The Tragedy at Parris Island

OVER THE YEARS, I have had a few mixed feelings about the Marine Corps. It is not easy for me to defend them, yet in a curious way I suppose I respect the Marine Corps more than the Army. Discounting the overdeveloped and often nauseating public relations of the Marines, and the professional braggadocio which makes them our institutional equivalent of Texans-on-a-tear, one can still hardly pride oneself at knowing much about life if one tries to deny that the Marines have been probably our best combat soldiers, and that they have a high number of courageous men in their ranks.
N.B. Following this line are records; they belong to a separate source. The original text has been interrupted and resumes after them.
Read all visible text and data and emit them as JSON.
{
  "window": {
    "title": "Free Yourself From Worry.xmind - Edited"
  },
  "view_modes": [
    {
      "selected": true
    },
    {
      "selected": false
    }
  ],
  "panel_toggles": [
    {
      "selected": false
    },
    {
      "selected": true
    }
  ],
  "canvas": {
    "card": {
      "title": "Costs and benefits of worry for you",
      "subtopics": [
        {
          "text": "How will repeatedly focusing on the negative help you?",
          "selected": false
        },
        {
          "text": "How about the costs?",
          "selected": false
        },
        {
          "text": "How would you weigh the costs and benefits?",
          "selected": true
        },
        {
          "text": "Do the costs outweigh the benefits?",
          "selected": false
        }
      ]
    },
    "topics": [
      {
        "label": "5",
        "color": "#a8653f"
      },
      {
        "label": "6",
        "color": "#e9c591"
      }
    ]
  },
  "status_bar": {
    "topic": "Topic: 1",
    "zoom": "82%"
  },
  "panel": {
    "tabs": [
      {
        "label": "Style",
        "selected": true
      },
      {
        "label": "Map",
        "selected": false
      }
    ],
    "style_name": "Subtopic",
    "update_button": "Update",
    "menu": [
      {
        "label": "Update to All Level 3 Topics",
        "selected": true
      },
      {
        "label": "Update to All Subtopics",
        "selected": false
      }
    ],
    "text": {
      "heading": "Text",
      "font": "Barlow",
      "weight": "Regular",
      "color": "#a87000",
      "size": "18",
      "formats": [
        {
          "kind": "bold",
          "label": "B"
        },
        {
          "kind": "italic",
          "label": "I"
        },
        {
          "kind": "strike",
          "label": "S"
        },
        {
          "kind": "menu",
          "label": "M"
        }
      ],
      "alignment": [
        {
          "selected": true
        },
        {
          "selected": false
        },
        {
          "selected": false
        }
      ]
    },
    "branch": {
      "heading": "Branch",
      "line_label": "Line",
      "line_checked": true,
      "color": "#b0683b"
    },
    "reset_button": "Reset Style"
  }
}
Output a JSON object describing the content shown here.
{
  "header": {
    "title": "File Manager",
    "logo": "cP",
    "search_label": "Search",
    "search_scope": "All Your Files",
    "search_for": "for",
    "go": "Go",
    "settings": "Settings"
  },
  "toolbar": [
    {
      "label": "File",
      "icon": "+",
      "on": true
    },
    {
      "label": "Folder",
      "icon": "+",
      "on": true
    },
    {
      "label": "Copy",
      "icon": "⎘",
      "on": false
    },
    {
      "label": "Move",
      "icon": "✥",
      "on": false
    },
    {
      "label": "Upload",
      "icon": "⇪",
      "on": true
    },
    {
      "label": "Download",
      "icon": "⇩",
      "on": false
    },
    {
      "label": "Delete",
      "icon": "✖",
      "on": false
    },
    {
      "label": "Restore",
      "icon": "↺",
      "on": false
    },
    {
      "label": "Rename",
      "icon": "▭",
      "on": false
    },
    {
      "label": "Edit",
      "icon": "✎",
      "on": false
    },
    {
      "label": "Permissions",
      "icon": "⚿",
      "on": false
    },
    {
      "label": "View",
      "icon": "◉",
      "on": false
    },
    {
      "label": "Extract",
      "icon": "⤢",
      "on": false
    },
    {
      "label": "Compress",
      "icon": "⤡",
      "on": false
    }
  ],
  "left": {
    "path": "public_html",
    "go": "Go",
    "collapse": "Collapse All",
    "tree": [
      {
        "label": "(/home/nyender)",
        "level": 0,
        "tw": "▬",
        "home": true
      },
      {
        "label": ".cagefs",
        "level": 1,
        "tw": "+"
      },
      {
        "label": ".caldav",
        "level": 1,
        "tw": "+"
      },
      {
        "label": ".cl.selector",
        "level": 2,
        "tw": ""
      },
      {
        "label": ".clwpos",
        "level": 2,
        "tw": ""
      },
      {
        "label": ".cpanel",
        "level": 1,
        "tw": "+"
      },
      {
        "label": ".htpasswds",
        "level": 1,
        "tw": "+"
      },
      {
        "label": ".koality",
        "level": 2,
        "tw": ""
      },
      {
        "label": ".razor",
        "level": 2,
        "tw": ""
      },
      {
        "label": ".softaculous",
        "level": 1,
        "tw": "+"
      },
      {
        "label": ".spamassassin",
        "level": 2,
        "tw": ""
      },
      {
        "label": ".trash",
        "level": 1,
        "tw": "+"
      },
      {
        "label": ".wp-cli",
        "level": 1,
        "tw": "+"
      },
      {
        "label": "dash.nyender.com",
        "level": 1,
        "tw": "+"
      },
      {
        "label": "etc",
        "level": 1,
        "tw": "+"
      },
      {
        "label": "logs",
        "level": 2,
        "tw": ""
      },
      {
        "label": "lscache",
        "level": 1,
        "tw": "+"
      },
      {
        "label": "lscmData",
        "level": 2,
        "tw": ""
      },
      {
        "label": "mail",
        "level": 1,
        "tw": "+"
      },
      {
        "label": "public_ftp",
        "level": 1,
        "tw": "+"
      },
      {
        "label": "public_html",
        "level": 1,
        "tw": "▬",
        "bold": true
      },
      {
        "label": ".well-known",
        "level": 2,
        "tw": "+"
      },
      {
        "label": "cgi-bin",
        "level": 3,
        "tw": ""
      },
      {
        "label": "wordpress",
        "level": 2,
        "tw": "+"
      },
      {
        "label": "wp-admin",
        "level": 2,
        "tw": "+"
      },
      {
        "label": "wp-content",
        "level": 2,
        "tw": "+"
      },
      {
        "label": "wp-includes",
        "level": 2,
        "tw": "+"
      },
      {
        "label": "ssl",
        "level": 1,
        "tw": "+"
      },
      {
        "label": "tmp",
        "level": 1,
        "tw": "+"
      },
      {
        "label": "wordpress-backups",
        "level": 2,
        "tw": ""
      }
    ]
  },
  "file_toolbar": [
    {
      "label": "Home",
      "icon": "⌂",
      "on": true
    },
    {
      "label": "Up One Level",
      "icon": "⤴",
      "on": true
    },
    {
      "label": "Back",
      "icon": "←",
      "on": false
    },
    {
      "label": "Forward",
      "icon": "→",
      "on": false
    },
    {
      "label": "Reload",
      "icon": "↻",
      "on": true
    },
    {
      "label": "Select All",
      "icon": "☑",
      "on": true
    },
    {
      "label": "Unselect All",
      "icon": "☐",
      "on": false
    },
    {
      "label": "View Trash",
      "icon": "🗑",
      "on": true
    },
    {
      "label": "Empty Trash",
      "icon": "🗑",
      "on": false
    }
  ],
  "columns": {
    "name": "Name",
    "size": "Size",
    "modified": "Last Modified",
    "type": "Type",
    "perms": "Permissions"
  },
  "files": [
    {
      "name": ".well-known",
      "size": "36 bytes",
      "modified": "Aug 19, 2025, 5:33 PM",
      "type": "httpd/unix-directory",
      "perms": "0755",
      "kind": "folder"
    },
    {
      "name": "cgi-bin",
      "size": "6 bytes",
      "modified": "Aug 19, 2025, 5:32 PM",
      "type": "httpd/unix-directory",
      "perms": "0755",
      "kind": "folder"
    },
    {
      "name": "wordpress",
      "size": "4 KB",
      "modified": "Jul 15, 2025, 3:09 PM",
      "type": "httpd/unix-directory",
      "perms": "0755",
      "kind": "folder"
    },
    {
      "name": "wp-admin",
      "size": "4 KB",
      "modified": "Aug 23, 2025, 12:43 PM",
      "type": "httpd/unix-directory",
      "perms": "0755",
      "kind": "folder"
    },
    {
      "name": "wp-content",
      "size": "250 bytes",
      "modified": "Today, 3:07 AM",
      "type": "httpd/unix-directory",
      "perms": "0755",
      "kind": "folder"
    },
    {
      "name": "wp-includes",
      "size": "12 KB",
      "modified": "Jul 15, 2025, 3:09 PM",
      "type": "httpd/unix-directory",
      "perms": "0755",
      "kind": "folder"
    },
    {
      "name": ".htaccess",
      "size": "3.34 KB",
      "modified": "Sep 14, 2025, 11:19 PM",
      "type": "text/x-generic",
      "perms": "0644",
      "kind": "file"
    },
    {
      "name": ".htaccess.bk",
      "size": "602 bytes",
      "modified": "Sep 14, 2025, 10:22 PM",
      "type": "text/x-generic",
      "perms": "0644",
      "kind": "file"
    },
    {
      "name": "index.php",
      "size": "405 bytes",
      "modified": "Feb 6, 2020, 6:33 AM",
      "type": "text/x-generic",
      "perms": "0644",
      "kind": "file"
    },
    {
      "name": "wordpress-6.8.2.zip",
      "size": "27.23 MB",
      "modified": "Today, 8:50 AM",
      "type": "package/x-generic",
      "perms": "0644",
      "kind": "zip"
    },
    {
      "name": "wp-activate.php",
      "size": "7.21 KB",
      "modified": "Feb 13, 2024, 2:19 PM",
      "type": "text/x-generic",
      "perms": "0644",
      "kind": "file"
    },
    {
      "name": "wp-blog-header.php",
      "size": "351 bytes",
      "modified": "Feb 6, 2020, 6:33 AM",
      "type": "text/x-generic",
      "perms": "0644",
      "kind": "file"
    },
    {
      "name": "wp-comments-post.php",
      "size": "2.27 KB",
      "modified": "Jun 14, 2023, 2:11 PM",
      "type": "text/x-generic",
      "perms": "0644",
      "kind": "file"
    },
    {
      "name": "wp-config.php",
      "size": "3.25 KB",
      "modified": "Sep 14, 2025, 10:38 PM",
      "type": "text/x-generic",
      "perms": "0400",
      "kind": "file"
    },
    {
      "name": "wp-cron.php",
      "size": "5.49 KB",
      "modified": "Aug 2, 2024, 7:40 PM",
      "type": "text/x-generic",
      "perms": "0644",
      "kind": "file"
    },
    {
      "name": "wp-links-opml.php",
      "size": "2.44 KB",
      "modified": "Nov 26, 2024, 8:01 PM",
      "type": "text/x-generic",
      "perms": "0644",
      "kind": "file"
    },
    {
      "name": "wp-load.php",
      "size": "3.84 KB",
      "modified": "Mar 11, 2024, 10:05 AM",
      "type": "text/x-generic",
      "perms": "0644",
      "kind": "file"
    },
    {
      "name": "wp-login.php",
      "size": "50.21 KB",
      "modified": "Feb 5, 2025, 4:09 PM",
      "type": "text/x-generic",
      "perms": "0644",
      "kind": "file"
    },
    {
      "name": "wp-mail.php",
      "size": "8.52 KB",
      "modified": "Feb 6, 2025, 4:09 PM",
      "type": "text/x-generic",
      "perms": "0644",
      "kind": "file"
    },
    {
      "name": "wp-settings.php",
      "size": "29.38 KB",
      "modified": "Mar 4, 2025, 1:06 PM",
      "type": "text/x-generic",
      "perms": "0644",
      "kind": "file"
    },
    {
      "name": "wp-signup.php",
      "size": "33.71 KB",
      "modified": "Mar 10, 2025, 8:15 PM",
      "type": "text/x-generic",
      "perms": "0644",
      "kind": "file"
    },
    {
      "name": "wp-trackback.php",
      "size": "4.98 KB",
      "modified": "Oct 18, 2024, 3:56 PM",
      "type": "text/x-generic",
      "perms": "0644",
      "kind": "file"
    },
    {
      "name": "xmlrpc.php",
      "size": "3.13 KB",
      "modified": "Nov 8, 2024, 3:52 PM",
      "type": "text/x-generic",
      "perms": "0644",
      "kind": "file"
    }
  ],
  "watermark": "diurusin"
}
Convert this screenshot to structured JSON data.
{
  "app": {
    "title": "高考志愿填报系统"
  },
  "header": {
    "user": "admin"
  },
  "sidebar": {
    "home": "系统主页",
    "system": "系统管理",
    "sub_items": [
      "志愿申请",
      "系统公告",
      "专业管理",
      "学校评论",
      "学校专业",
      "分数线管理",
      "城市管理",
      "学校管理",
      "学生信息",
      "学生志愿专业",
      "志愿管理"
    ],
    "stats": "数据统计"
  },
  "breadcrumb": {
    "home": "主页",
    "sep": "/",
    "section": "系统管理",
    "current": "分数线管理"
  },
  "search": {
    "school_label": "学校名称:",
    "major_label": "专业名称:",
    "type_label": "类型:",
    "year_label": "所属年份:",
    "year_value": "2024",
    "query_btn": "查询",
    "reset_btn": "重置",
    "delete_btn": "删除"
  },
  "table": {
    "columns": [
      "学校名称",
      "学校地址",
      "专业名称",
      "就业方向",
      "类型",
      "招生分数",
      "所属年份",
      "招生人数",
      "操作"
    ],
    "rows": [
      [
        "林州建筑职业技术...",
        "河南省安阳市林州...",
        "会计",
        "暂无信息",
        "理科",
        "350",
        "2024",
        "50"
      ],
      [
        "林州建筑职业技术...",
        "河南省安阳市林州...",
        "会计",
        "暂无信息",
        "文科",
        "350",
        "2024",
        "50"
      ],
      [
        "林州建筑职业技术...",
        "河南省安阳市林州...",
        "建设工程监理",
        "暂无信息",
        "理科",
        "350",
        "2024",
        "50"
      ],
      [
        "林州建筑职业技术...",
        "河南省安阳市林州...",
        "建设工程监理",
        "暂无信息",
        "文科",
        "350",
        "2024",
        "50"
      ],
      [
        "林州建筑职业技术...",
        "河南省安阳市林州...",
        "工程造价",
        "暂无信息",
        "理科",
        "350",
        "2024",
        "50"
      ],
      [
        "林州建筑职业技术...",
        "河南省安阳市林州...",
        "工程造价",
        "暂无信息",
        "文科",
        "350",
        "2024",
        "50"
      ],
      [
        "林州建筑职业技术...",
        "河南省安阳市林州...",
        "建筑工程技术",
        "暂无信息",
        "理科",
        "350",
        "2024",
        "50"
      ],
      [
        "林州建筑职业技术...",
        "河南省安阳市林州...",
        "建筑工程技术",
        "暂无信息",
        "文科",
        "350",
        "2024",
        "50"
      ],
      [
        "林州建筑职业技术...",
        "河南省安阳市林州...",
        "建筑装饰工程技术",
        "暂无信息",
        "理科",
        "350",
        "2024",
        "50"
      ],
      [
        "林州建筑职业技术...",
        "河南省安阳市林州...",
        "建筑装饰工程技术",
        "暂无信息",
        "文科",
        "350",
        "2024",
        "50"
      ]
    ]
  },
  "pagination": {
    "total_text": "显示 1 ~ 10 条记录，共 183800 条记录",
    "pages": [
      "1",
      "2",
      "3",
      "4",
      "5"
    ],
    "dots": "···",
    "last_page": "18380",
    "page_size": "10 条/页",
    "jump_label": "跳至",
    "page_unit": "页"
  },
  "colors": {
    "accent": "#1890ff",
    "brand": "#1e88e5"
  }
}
Of course, our generation of sensitive people has begun to deny the proper existence of such virtues as courage, and I would declare this to be one of the abuses of psychoanalysis. Years ago I remember a psychology student telling me that the platoon sergeant in The Naked and the Dead, Sam Croft, had exhibited an infantile fixation toward the maternal breast in his compulsion to climb a mountain. Since what was left out of account was precisely the fact that not every man who has such a fixation is capable of the stamina, the will, and the courage to drive a platoon of unwilling men up a mysterious and forbidding mountain, I was left a little more aware of how the new faith can strip from anyone exactly their most striking and admirable human qualities. So, too, with the Marine Corps. I can dislike an institution, I can fear its ultimate dangers, I can detest its moral values, but I feel I give way to the anti-human plague of our time if I fail to recognize such obvious virtues as courage where courage indeed exists.